Limited entries in "Most Common Surnames" statistic
Brought to you by:
canajun2eh,
yalnifj
Installation: PGV 4.1.3
Within the GEDCOM Statistics on my Welcome Page, I want to show all surnames of my GEDCOM file. Therefore, I set the minimum limit for surnames to be shown in the "Most Common Surnames" statistic to a value of "1". With a minimum of "1", I expect PGV to show ALL surnames. However, the number of surnames shown seems to be limited to about 100. In my earlier 3.3.8 installation, all surnames (e.g. about 1000) were listed.
Logged In: YES
user_id=1466942
Originator: NO
In file functions_name.php, in function get_common_surnames(), the list is populted using:
$surnames = get_top_surnames(100);
Thus the limit is hard-coded. Apparantly by design.
Logged In: YES
user_id=1161917
Originator: YES
Thanx for this valuable hint. The hard coded parameter "100" in "get_top_surnames(100)" seems to be a straight forward explanation of the behaviour.
So, I tried to patch this line with smaller and larger parameters instead of "100". However, this did not seem to have any influences on the number of surnames shown in the GEDCOM statistics. The number of surnames shown is still about 100, regardless of the parameter. Maybe, the number of surnames is also hard coded to 100 in other parts of the code.
Logged In: YES
user_id=1910459
Originator: NO
You might need to clear your cache before changing '100' to anything else will happen.
Logged In: YES
user_id=1161917
Originator: YES
I have already tried to clear the cache, but it did not help. Neither with IE nor Firefox.
Some further test:
a) I commented out the function definition, i.e.
"//function get_common_surnames($min) {"
This directly resulted in an error message, when the the file "functions_name.php" was included. This also shows, that it is not a cache problem.
b) I changed the name of the function, i.e.
"function forget_common_surnames($min) {"
This did not result in an error message but in the already known behavior. For me, this clearly indicates that the discussed function is not called in the "Most common names" statistic. Maybe, another function ist used instead.
Logged In: YES
user_id=1198414
Originator: NO
The "clear cache" that's referred to here is the Index Page cache. You clear this by means of a button on the Configure Index Page page.
Logged In: YES
user_id=1198414
Originator: NO
The list of common surnames is stored in the "index/gedcoms.php" file. It is NOT re-calculated very often.
To make PGV re-calculate the list of common surnames, you have to change the GEDCOM configuration to set a different threshold. Change the threshold to something bigger than the desired "1", save the configuration, and then change the threshold to your desired "1" and save the configuration again.
You should, of course, also change the function that calculates the list so that it doesn't stop at 100.

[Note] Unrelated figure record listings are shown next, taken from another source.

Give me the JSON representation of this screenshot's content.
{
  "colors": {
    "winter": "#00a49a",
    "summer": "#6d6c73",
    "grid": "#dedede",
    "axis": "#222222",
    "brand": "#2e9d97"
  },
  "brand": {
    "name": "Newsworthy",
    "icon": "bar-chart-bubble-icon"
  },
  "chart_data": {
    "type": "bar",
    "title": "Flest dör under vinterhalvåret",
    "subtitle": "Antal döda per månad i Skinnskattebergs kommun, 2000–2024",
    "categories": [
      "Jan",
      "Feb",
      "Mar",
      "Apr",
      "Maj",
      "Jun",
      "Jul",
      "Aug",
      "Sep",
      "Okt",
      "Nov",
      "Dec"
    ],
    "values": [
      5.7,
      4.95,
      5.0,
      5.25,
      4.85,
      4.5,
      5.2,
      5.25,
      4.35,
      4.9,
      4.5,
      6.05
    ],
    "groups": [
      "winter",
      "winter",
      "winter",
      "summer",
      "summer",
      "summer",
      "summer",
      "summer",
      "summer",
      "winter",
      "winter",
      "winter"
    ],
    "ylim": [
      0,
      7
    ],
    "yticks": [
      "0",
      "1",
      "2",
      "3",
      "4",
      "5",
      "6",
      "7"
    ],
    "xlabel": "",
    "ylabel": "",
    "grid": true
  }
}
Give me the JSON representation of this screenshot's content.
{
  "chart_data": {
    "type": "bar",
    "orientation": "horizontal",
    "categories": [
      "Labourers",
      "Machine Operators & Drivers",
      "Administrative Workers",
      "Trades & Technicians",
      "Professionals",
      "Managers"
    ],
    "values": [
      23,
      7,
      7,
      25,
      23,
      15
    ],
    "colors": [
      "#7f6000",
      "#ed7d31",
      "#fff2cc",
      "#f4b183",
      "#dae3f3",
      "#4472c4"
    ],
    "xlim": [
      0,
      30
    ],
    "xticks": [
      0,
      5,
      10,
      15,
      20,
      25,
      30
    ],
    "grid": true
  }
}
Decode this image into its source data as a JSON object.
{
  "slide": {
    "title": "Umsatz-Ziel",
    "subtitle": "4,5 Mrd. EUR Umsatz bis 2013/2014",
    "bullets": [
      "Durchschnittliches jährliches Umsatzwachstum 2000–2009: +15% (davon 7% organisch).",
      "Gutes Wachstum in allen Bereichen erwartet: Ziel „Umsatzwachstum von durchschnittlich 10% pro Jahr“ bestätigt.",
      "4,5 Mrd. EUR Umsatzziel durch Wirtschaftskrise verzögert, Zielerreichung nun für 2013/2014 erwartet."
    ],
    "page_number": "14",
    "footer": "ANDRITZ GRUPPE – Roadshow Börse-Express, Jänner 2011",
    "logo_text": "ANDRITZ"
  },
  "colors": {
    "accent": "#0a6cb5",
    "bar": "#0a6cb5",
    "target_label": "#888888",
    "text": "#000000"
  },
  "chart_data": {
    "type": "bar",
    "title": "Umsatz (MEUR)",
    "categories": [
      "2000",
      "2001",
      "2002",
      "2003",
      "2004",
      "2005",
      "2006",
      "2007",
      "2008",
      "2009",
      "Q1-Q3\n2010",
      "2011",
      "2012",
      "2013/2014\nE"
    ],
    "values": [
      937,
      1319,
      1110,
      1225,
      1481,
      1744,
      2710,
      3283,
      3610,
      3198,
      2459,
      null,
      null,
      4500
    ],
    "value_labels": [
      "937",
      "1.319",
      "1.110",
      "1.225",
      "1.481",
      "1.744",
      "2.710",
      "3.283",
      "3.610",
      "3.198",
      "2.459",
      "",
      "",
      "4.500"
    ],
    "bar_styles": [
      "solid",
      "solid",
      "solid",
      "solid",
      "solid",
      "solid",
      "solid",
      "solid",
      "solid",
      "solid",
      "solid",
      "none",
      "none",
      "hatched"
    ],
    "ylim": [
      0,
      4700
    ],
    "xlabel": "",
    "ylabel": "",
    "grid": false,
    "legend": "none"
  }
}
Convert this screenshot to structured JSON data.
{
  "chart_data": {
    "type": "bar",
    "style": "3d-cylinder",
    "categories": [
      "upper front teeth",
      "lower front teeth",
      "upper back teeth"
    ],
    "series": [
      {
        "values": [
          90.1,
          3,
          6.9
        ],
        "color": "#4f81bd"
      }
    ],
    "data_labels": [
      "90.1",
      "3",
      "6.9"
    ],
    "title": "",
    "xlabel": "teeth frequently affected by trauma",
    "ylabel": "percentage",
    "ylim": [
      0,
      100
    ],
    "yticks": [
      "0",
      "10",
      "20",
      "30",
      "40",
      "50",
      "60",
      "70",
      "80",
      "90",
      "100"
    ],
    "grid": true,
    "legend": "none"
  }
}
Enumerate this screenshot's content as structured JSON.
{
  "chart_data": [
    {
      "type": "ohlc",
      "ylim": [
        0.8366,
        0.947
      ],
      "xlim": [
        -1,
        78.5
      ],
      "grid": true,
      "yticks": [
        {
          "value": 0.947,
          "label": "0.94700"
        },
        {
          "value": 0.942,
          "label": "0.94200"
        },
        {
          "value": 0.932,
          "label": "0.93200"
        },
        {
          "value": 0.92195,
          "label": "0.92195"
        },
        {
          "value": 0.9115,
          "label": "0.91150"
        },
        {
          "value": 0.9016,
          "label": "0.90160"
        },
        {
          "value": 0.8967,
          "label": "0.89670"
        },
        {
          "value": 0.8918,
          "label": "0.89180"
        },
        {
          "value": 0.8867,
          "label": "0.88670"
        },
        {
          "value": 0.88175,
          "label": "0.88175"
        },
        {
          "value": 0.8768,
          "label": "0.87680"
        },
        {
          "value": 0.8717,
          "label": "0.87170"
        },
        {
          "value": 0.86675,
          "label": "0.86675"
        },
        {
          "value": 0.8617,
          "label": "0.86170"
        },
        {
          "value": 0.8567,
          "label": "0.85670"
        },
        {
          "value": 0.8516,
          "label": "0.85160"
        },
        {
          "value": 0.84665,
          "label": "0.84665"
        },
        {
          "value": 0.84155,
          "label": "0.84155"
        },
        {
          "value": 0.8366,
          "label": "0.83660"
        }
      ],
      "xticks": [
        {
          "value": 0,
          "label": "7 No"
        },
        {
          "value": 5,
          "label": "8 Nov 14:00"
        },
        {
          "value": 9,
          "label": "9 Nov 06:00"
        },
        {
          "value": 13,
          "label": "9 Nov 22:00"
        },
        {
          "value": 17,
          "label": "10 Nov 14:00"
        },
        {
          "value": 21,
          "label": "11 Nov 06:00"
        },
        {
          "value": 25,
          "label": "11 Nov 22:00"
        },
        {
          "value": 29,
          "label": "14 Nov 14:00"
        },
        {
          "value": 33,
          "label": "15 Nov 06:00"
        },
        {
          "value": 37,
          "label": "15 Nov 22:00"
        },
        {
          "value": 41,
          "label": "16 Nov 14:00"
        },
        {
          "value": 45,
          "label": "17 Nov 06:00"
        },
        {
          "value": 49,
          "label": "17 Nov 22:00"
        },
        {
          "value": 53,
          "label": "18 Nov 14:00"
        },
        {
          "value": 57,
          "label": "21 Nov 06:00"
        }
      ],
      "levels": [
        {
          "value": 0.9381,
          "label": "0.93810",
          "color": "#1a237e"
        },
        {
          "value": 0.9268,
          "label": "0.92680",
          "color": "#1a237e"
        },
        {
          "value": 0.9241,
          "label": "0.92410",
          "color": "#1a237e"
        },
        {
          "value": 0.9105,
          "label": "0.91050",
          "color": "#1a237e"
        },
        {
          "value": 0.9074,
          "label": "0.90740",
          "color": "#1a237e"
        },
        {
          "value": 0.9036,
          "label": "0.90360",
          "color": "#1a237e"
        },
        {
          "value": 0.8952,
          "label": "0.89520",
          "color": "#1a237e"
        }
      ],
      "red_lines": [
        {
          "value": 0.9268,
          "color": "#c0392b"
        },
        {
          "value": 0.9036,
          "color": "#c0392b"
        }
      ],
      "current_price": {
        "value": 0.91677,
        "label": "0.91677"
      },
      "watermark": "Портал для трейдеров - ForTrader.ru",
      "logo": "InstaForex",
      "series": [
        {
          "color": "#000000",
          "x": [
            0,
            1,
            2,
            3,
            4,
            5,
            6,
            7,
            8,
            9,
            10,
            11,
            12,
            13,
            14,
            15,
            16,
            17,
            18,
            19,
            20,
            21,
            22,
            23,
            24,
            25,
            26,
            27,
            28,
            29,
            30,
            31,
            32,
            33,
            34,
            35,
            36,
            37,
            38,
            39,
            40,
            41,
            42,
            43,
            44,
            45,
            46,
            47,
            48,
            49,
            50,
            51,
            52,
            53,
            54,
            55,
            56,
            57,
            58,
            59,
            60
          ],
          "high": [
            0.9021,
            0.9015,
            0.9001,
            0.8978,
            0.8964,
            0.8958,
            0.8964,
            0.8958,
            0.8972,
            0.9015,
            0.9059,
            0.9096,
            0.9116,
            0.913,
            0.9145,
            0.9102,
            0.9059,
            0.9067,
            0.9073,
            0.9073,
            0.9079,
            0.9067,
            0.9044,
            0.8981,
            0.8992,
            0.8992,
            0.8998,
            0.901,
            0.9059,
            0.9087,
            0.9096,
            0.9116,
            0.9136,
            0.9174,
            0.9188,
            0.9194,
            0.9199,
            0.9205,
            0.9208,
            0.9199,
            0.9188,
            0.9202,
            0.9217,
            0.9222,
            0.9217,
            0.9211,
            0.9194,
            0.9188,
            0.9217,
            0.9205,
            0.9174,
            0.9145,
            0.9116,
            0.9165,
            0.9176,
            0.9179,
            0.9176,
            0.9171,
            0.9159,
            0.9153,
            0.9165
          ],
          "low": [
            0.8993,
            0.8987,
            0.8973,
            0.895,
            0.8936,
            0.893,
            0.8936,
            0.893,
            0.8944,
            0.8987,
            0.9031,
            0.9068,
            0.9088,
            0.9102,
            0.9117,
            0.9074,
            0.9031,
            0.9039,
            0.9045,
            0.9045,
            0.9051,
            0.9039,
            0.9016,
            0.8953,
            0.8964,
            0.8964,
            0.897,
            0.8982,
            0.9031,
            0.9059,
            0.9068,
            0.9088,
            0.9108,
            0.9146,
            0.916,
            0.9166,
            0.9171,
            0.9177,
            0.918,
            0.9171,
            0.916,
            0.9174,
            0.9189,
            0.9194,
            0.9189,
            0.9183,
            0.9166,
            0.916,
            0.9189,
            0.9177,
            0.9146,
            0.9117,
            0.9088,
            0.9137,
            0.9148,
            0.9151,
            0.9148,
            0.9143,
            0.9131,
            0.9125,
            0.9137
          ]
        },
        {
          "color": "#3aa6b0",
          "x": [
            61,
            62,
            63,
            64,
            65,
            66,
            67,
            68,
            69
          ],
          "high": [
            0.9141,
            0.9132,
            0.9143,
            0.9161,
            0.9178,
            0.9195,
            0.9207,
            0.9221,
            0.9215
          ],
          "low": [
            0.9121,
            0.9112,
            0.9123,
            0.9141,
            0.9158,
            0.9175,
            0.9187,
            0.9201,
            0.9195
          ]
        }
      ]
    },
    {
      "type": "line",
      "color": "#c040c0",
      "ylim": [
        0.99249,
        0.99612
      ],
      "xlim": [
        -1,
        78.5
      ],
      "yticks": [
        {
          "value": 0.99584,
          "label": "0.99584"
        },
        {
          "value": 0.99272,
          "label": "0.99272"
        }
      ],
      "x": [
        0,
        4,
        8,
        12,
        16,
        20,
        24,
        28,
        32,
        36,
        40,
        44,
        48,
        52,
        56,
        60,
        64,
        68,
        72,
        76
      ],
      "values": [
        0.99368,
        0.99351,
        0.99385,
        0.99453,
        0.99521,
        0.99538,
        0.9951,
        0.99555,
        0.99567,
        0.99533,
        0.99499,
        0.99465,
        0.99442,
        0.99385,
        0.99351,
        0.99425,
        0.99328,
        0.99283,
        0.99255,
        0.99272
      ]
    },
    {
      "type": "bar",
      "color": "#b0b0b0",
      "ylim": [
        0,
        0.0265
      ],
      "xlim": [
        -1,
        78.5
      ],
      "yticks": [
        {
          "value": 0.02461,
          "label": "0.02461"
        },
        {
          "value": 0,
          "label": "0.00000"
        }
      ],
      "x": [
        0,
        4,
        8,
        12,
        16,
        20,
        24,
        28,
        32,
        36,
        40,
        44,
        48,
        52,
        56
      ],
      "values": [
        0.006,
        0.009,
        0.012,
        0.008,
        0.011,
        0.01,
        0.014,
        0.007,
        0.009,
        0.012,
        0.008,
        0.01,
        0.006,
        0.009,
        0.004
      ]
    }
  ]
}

Are you SURE you want to list every surname in your GEDCOM? I wouldn't do this: the list becomes VERY large VERY quickly, and thus gets to be totally useless to the casual observer. What's your purpose in listing EVERY surname in your database? Are you trying to convince search engines to look at your site? If so, it's not necessary to list all those surnames.
Logged In: YES
user_id=1161917
Originator: YES
O.k., thank you very much canajun2eh!
With your hints, I was now able to regenerate the most common surname list.
Regarding your question about the sense of my request, I can illustrate my use case:
My PGV runs as a sub-site within a Joomla-Wrapper. In this constellation, the inclusion of the most common surname list within the meta tags seemingly does not work. Therefore, I was looking for an alternative solution to get the surnames known to the search engines. Another important thing is, that I dont like the search engines to search the whole PGV-sites. Firstly, this produces a lot of nonsense traffic. Secondly, I do not want to have all data to be searchable. Therefore, I have added the following lines to my robots.txt file:
Disallow: /pgv4/
Allow: /pgv4/index.php
The idea is that the welcome site is found and the rest is quiet.
One last point. Regardless of such crazy use cases like mine, I do not consider hard coded limits like "get_top_surnames(100)" as good coding style. It is just something, which is not transparent and which the user cannot expect. Therefore, I would recommend to change this line of code.
(1) In the latest SVN code, this value is calculated each time it is needed (we now have this information in a table that can be quickly searched). It will therefore be updated immediate following the update of any names.
(2) This limit has been removed in the latest SVN code
This Tracker item was closed automatically by the system. It was
previously set to a Pending status, and the original submitter
did not respond within 100 days (the time period specified by
the administrator of this Tracker).